Terbangun terlalu pagi membuat kepala Felix berdenyut terus. Sepertinya dia mengalami masuk angin. Tapi apa daya karena hari ini dia harus mengurusi pekerjaannya, dia tidak boleh membiarkan dirinya istirahat di rumah. Felix memaksakan dirinya untuk bangun dan bersiap-siap. Tapi sebelumnya dia mengambil bingkai foto di sebelah kasurnya. Dia melihat foto dia bersama Helen, istrinya, yang sedang koma di rumah sakit. Felix harus bekerja untuk membiayai pengobatan Helen. Dia tidak akan membiarkan sakit menghalanginya untuk mendapatkan uang.
Perjalanan menuju tempat kerja yang memakan waktu kurang lebih satu jam membuat kepalanya semakin tidak enak. Felix terus memijiti kepalanya sambil menyetir mobil. Air conditioner terlalu dingin untuknya. Dia mengecilkan angin dan meninggikan temperatur. Keringatnya mulai keluar, keringat dingin.
Tiba-tiba teleponnya berdering. Dari rumah sakit. Felix mengangkatnya.
“Pak Felix, ini dari rumah sakit Harapan Jaya.” Seorang wanita mulai berbicara di telepon.
“Iya, ada apa?”
“Mohon maaf, pak Felix. Kami ingin menyampaikan pesan duka. Istri Anda, ibu Helen, baru saja meninggal dunia.”
Felix tidak percaya dengan apa yang baru didengarnya. Istrinya telah tiada. Tidak ada alasan lagi baginya untuk bekerja. Kepala Felix semakin sakit. Badannya meriang. Lehernya pegal-pegal. Untuk apa mengorbankan kesehatan sendiri hanya untuk uang yang tidak bisa dia gunakan lagi untuk pengobatan istrinya. Dia mulai berpikir seperti itu.
Tiba-tiba dia kehilangan kendali. Ada yang tidak beres dengan roda kiri belakangnya. Felix berusaha mengerem tapi itu malah membuat mobilnya bergerak ke jalur tengah di sebelah kirinya. Klakson dari belakang berbunyi tanpa henti. Sebuah mobil sedan sedang melaju cepat di jalur tengah dan tabrakan tidak bisa dielakkan.
Goncangan dahsyat terjadi. Felix merasakan mobilnya berputar sembilan puluh derajat. Klakson-klakson berbunyi. Dia melihat ke sebelah kanan. Sebuah truk dengan cepat melaju ke depan matanya dan menghantam. Keras sekali. Kaca sebelah kanannya pecah. Mobilnya terangkat dan terbawa beberapa sampai dan akhirnya berguling satu kali ke samping kiri saat truk berhasil mengerem. Untungnya mobilnya tidak terbalik.

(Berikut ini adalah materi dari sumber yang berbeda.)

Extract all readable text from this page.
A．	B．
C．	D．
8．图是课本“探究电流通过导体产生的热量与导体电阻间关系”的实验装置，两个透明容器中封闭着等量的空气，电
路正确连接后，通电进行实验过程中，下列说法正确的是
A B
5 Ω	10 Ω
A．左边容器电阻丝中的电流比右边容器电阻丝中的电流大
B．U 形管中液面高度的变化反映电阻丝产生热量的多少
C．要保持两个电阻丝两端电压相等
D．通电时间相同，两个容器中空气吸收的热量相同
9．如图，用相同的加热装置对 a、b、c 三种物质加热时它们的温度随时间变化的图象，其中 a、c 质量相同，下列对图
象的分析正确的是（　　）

Kepala Felix sudah sangat sakit. Mobilnya berhenti melentang di jalur kanan menyebabkan kemacetan di jalur kanan. Di jalur tengah juga terjadi kemacetan akibat sedan yang menabrak Felix. Felix melihat ada penyok di bumper depan sebelah kanan sedan itu. Seseorang keluar dari dalam sedan itu, seorang wanita berpakaian formal berjalan ke arah dia.
Felix tahu dia telah menyebabkan kecelakaan di tol pagi itu. Dia akan berada di dalam kesulitan. Wanita itu pasti akan meminta ganti rugi. Belum lagi macet yang disebabkannya. Membayangkan semuanya membuat Felix semakin sakit. Felix menyandarkan kepalanya ke bangkunya dan menutup kedua matanya. Seandainya aku mati saja saat ditabrak tadi, pikirnya.
“Kamu tidak apa-apa?” Tanya wanita itu.
Felix melihat ke sebelah kanannya. Wanita itu sudah berdiri di sebelahnya. Felix melihat wajah wanita itu.
“Helen?” Felix mengenali wanita itu. “Bagaimana mungkin? Kamu ‘kan sudah meninggal?”
Helen tersenyum, “Begitu juga denganmu.”